# Events for 11/01/2022 from all calendars

## Douglas Lectures

**Time: ** 4:00PM - 4:50PM

**Location: ** BLOC 117

**Speaker: **Vern Paulsen

**Title: ***The Theory of Nonlocal Games and the problems of Tsirelson and Connes*

**Abstract: **Computer scientists have found ways to convert many tasks, such as determining if a system of equations has a solution, into games. When the players are allowed to access quantum entanglement, which is a nonlocal phenomenon, many games/tasks that have no classical solutions can be shown to have ``quantum'' solutions. This has led to the creation of new complexity classes in computer science and recently this complexity theory was used to prove that a long-standing problem in operator algebras, the Connes Embedding Problem(CEP), has a negative solution.

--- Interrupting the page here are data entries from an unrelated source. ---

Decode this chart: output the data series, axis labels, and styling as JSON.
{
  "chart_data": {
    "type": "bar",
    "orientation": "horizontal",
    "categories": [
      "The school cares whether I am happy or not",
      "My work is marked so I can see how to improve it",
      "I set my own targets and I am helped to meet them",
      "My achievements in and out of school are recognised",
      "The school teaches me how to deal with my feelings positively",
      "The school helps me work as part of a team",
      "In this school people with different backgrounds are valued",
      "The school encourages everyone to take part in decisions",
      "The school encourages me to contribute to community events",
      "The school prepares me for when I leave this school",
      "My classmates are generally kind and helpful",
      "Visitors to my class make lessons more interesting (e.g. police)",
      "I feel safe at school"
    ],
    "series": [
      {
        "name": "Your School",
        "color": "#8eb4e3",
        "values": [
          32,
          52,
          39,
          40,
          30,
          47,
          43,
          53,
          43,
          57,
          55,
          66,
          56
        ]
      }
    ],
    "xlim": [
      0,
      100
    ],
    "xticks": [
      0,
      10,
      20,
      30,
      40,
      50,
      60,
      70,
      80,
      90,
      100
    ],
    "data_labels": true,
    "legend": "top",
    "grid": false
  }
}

In these talks we touch on many of these ideas and focus on the study of a family of these ``nonlocal'' games. We will show how the study of nonlocal games, without referring to complexity theory, leads to the negation of CEP.

In Lecture 1, we will introduce the types of two person, cooperative games that we will be studying. We will discuss probabilistic strategies for games and quantum correlations. We will then introduce prover games that can be used to give probabilistic proofs that the players have solved certain types of problems. These include games for graph colourings, graph isomorphisms and games to determine if the players have solved a system of equations. This lecture should be broadly accessible.